Durante mucho tiempo, Inocencia y sus amigos del barrio llegamos a imaginar que la esposa del español sólo se llamaba la “Señora Juanita” y que no tenía apellidos. Después, cuando Patricio se hizo amigo nuestro, nos enteramos de que ellos, al igual que todos los que allí vivíamos, tenían sus apellidos. Ese chico repetía con un orgullo, desmedido, su nombre completo; lo decía con tal fuerza que se convirtió en el chiste de los niños del barrio durante un tiempo.
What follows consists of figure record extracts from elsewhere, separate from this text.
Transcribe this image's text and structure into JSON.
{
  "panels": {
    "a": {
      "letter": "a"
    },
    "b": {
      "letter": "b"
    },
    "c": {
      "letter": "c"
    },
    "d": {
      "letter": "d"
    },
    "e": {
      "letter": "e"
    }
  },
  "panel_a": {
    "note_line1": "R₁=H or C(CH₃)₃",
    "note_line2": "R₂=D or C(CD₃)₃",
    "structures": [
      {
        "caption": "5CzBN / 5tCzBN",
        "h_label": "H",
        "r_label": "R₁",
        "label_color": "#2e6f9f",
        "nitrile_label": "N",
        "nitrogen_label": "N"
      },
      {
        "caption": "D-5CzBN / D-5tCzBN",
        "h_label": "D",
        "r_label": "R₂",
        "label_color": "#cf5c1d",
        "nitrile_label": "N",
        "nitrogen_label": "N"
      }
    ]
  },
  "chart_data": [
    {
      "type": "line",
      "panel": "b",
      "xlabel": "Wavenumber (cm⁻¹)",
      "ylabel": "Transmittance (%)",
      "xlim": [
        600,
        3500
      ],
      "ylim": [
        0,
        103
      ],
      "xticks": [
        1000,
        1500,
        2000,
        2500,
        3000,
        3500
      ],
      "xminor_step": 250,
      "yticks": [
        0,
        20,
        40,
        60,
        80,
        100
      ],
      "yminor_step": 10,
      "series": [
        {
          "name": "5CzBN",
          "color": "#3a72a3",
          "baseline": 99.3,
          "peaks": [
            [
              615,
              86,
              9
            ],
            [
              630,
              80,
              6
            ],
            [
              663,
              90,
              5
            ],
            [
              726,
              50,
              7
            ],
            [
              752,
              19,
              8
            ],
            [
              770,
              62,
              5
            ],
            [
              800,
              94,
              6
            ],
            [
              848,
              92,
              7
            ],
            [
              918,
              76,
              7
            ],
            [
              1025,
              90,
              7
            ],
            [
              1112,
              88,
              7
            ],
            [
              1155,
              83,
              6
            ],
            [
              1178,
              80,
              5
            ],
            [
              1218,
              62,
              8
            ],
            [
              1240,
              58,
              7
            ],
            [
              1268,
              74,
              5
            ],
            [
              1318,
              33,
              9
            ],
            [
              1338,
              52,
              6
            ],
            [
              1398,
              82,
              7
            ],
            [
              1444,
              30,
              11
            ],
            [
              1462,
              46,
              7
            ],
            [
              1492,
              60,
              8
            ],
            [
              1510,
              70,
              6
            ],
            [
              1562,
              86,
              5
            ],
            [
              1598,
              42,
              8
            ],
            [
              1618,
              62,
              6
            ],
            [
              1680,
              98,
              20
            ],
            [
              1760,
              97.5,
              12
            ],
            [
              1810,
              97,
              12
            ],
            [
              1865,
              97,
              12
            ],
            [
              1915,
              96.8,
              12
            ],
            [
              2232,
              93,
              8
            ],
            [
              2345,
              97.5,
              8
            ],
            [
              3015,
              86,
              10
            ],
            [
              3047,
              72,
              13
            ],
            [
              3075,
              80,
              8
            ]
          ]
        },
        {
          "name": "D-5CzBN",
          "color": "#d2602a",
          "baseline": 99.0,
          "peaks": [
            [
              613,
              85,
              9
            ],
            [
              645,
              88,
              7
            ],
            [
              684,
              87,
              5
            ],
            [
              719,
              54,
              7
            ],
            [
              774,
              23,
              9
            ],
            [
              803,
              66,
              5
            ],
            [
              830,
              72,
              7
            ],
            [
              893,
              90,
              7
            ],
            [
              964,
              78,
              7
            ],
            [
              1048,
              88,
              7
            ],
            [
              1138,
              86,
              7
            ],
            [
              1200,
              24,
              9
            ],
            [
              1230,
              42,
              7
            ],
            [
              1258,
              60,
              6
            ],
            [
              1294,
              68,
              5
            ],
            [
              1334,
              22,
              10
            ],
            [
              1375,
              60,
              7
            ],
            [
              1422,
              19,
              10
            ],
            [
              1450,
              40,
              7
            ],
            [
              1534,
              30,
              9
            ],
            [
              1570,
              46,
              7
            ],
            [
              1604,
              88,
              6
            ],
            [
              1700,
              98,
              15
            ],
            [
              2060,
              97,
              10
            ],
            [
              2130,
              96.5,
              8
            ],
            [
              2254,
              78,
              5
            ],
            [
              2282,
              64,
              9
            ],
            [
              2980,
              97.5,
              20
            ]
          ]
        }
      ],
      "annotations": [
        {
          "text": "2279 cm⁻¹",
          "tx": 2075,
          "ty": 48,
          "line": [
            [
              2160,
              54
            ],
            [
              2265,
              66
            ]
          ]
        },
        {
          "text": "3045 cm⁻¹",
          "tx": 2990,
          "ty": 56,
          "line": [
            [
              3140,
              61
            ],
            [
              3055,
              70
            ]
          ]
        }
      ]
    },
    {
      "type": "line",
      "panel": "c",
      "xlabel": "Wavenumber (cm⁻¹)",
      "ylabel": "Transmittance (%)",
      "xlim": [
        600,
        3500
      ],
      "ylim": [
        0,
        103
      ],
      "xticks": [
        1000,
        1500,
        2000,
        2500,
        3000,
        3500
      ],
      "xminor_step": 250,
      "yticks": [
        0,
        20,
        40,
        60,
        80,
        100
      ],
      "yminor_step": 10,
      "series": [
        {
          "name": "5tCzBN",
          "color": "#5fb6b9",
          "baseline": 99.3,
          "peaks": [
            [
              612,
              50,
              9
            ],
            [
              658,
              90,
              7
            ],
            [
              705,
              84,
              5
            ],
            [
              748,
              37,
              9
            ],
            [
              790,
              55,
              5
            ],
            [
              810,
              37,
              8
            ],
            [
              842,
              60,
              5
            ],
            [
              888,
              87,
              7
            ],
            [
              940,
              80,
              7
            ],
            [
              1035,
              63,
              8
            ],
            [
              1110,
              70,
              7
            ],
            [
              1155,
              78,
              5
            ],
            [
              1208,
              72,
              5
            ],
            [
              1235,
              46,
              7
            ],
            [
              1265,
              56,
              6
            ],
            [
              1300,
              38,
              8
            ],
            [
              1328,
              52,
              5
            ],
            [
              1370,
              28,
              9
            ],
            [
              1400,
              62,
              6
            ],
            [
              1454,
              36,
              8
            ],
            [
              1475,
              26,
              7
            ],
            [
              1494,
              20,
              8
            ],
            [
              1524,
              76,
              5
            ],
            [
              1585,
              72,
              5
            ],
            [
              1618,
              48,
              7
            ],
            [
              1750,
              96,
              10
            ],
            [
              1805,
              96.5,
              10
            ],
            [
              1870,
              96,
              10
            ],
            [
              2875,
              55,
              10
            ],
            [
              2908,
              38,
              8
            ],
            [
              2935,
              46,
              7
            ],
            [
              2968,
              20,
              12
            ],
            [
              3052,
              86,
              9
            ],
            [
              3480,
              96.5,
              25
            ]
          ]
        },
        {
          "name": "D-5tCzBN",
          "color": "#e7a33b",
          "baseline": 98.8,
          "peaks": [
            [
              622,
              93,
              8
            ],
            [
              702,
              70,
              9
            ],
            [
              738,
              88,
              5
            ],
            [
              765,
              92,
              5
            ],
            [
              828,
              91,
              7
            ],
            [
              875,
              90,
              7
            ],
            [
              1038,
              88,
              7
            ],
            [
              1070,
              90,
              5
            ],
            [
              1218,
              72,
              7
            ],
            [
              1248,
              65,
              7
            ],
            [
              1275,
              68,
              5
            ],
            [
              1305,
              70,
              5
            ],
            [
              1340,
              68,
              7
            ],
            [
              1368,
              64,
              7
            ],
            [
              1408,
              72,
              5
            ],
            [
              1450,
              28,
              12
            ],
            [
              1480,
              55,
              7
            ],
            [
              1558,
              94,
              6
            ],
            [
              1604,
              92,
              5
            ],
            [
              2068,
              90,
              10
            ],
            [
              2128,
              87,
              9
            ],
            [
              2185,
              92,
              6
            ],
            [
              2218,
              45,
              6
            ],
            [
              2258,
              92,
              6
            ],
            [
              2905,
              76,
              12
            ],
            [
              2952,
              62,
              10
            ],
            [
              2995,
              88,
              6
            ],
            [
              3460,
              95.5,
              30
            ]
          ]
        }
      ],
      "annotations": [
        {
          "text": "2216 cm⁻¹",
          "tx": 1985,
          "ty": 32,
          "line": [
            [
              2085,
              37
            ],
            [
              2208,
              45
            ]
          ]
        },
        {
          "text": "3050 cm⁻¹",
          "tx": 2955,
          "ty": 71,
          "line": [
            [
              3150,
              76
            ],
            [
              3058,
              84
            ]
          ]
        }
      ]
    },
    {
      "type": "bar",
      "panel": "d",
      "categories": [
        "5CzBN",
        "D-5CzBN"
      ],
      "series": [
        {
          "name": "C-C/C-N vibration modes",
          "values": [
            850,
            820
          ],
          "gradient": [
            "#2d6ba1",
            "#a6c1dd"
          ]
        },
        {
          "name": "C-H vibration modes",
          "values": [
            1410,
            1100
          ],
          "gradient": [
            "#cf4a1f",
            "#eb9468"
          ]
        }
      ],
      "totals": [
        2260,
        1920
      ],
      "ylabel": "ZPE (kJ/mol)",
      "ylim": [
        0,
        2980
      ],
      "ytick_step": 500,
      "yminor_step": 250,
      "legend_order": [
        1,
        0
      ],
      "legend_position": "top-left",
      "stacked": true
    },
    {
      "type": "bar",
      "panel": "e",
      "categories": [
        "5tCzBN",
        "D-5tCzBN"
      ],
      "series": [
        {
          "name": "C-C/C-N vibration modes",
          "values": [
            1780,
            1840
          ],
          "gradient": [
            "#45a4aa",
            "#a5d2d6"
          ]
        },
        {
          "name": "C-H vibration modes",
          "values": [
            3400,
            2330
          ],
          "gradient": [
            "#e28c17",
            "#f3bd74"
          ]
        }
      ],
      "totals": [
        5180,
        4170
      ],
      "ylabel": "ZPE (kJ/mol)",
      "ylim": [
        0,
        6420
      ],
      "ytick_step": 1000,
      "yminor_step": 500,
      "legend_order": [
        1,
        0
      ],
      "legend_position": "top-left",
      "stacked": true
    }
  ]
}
Era como si repitiendo sus nombres y apellidos, quisiera reafirmar su procedencia.


La señora Juanita llegó a convertirse en la amiga mayor de Inocencia y adoraba tanto la navidad como el padre de ésta. Cuando se acercaba esa época, la señora Juanita decoraba su casa con motivos navideños tan encantadores que parecía extraída de uno de esos cuentos que nos narraba el padre de Inocencia. Su mesa navideña era la atracción del barrio. Ese día, la vestía con los manteles españoles traídos desde su tierra. Compraba muchos dulces de diferentes tamaños y colores. Colocaba sobre la gran mesa almendras, avellanas, nueces y otros frutos secos. Alrededor de la mesa, se dejaban unos espacios; allí, nos iban sirviendo la cena navideña a los niños que llegábamos de visita a su casa.


La noche de navidad, obligatoriamente, teníamos que comer una sopa que llamaban “fabada”, preparada por la propia señora Juanita. Ese día, única y exclusivamente ese día, nos permitían beber una copa de sidra. Esa bebida era el tema de conversación -los días previos a la navidad- de Patricio. Ese muchacho hablaba tanto de la sidra que todos sus amiguitos esperábamos, ansiosos, ese acontecimiento. Sin embargo, desde la primera vez que la tomamos, no nos gustó, pero bebíamos siempre la copa de ese licor con tal regocijo que él nunca se enteró de que, en verdad, no la disfrutábamos.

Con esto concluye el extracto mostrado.